UC Santa Barbara

In the first part of this thesis, we study linear-quadratic stochastic differential games on directed chains inspired by the directed chain stochastic differential equations introduced by Detering, Fouque and Ichiba [1]. We solve explicitly for Nash equilibria with a finite number of players and we study more general finite-player games with a mixture of both directed chain interaction and mean field interaction. We investigate and compare the corresponding games in the limit when the number of players tends to infinity. The limit is characterized by Catalan functions and the dynamics under equilibrium is an infinite-dimensional Gaussian process described by a Catalan Markov chain, with or without the presence of mean field interaction. We then continue the analysis through developing a random directed chain structure by assuming the interaction between every two neighbors is random. We solve explicitly for an open-loop Nash equilibrium for the system and we find that the dynamics under equilibrium is an infinite-dimensional Gaussian process described by a Catalan Markov chain. The discussion about stochastic differential games is extended to a random two-sided directed chain and a random directed tree structure.The second part is about systemic risk measures introduced by Biagini, Fouque, Frittelli, and Meyer-Brandis [2]. We first analyze the systemic risk measures for disjoint and overlapping groups (e.g., central clearing counterparties (CCP)) by proposing new models with realistic game features. Specifically, we generalize the systemic risk measure proposed in [2] by allowing individual banks to choose their preferred groups instead of being assigned to certain groups. We introduce the concept of Nash equilibrium for these new models, and analyze the optimal solution under Gaussian distribution of the risk factor. We also provide an explicit solution for the risk allocation of the individual banks, and study the existence and uniqueness of Nash equilibrium both theoretically and numerically. The developed numerical algorithm can simulate scenarios of equilibrium, and we apply it to study the bank-CCP structure with real data and show the validity of the proposed model.
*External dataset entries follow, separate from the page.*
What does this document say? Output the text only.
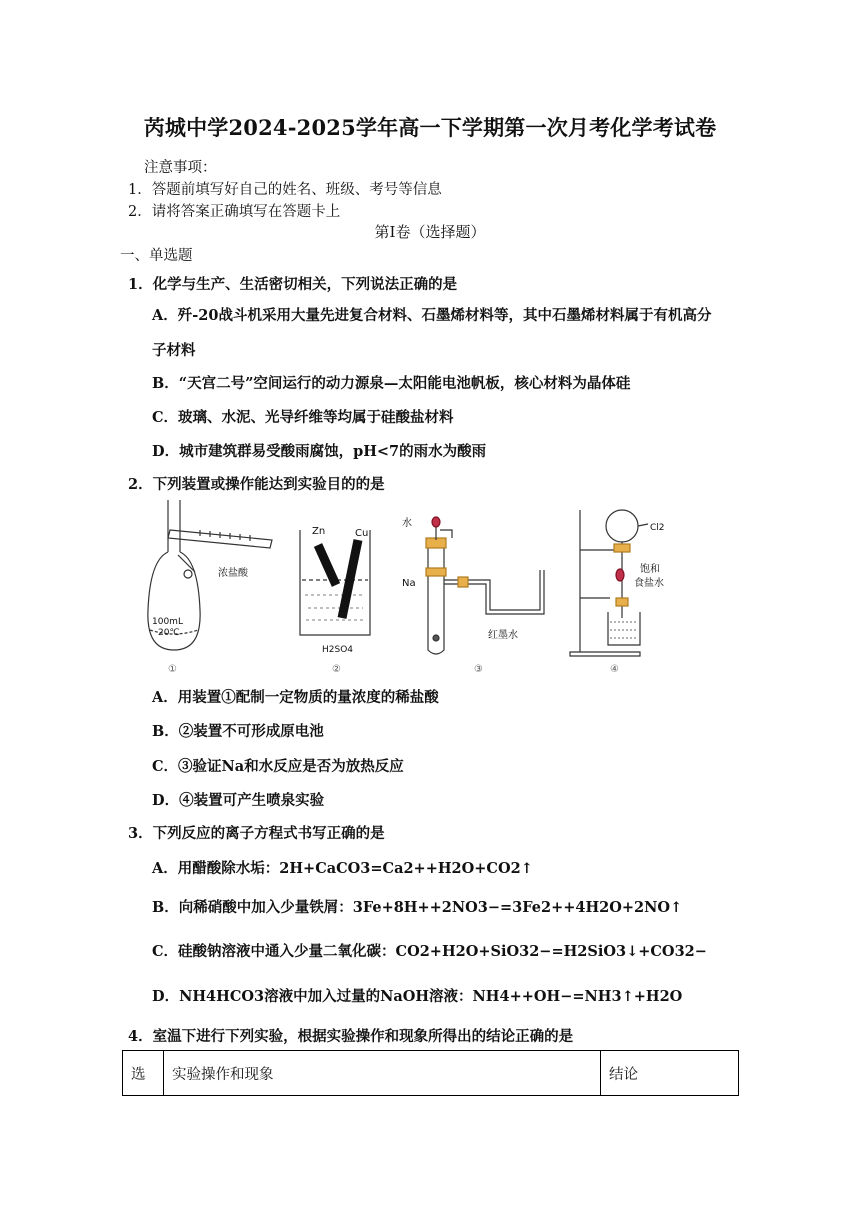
芮城中学2024-2025学年高一下学期第一次月考化学考试卷
注意事项：
1．答题前填写好自己的姓名、班级、考号等信息
2．请将答案正确填写在答题卡上
第I卷（选择题）
一、单选题
1．化学与生产、生活密切相关，下列说法正确的是
A．歼-20战斗机采用大量先进复合材料、石墨烯材料等，其中石墨烯材料属于有机高分
子材料
B．“天宫二号”空间运行的动力源泉—太阳能电池帆板，核心材料为晶体硅
C．玻璃、水泥、光导纤维等均属于硅酸盐材料
D．城市建筑群易受酸雨腐蚀，pH<7的雨水为酸雨
2．下列装置或操作能达到实验目的的是
浓盐酸
100mL
20℃
①
Zn	Cu
H2SO4
②
水
Na
红墨水
③
Cl2
饱和
食盐水
④
A．用装置①配制一定物质的量浓度的稀盐酸
B．②装置不可形成原电池
C．③验证Na和水反应是否为放热反应
D．④装置可产生喷泉实验
3．下列反应的离子方程式书写正确的是
A．用醋酸除水垢：2H+CaCO3=Ca2++H2O+CO2↑
B．向稀硝酸中加入少量铁屑：3Fe+8H++2NO3−=3Fe2++4H2O+2NO↑
C．硅酸钠溶液中通入少量二氧化碳：CO2+H2O+SiO32−=H2SiO3↓+CO32−
D．NH4HCO3溶液中加入过量的NaOH溶液：NH4++OH−=NH3↑+H2O
4．室温下进行下列实验，根据实验操作和现象所得出的结论正确的是
选	实验操作和现象	结论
Under the framework in Biagini, Fouque, Frittelli, and Meyer-Brandis [2], systemic risk measures can be interpreted as the minimal amount of cash that secures the aggregated system by allocating capital to the single institutions before aggregating the individual risks. This problem has no explicit solution except in very limited situations. We then apply a deep learning method as a tool to compute the optimal strategy of capital allocations for the risk measures. Deep learning is increasingly receiving attention in financial modelings and risk management and we propose our deep learning based algorithms to solve both the primal and dual problems of the risk measures, and thus to learn the fair risk allocations. In particular, our method for the dual problem involves the training philosophy inspired by the well-known Generative Adversarial Networks (GAN) approach and a newly designed direct estimation of Radon-Nikodym derivative. In the end, we show substantial numerical studies of the subject and provide interpretations of the risk allocations associated with the systemic risk measures. In the particular case of exponential preferences, numerical experiments demonstrate excellent performance of the proposed algorithm, when compared with the optimal explicit solution as a benchmark.